Requests can then be made to the server using any API interface you prefer, we recommend Postman.

At this time, you can send requests to the backend to add objects to the database if you choose. To create the case, post to http://0.0.0.0:8000/cases/ with no body.

To create a Blob,post to http://0.0.0.0:8000/{case}/blobs with the body:

{
"key": {str},
"file_type": {str},
"description": {str},
}

To create a Questions, post to http://0.0.0.0:8000/{case}/questions with the body:

{
"text": {str}
}

We can now use the transcriber.

If you did not include the additional objects in the back end, you can send requests to http://0.0.0.0:8002/sendTranscription with the body:

{
"audio_filename": "short_test_audio",
"questions" : ["Slide the box into that empty space.", "She danced like a swan tall and graceful."]
}

These requests will not write data to the database but will print the results in the console.

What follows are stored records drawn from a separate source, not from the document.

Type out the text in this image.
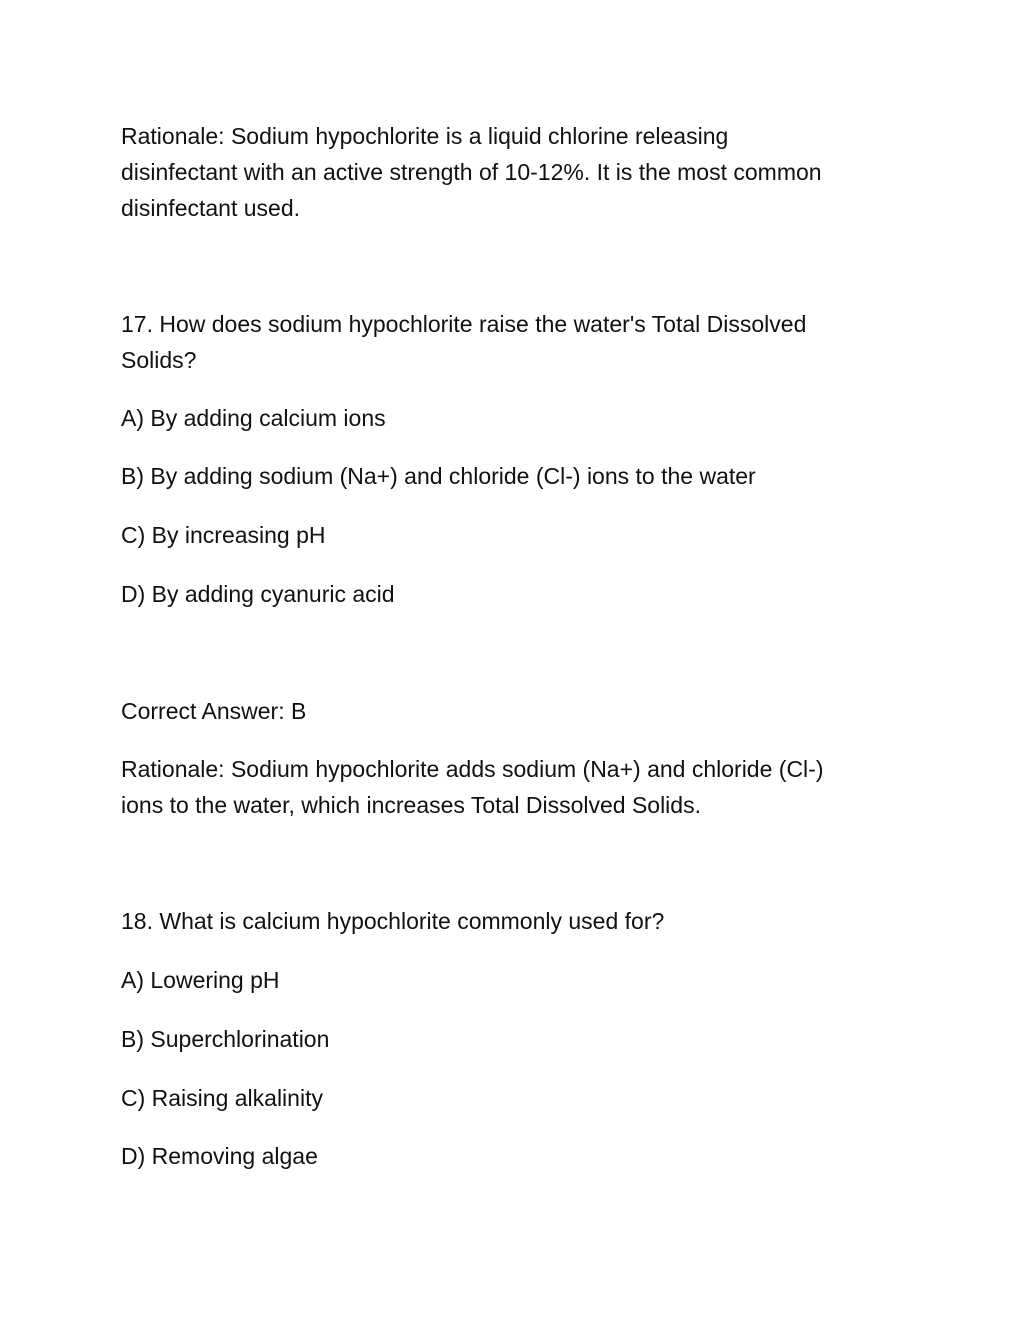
Rationale: Sodium hypochlorite is a liquid chlorine releasing
disinfectant with an active strength of 10-12%. It is the most common
disinfectant used.

17. How does sodium hypochlorite raise the water's Total Dissolved
Solids?

A) By adding calcium ions

B) By adding sodium (Na+) and chloride (Cl-) ions to the water

C) By increasing pH

D) By adding cyanuric acid

Correct Answer: B

Rationale: Sodium hypochlorite adds sodium (Na+) and chloride (Cl-)
ions to the water, which increases Total Dissolved Solids.

18. What is calcium hypochlorite commonly used for?

A) Lowering pH

B) Superchlorination

C) Raising alkalinity

D) Removing algae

If you did include additional objects in the backend, you can send a post request to http://0.0.0.0:8000/{case}/interviews with the body:

{
"first_name": {str},
"last_name": {str},
"address": {str},
"blob_id": {int}
}

Note that you will need to fill in the fields with the appropriate data, including the id of the Blob object you created earlier.

The transcription service may take several minutes to run but when it completes you will be able to use http://0.0.0.0:8000/interviews/{interview_id}/answers to get the results.

Each service can be run with docker locally to debug. See the corresponding READMEs for more details.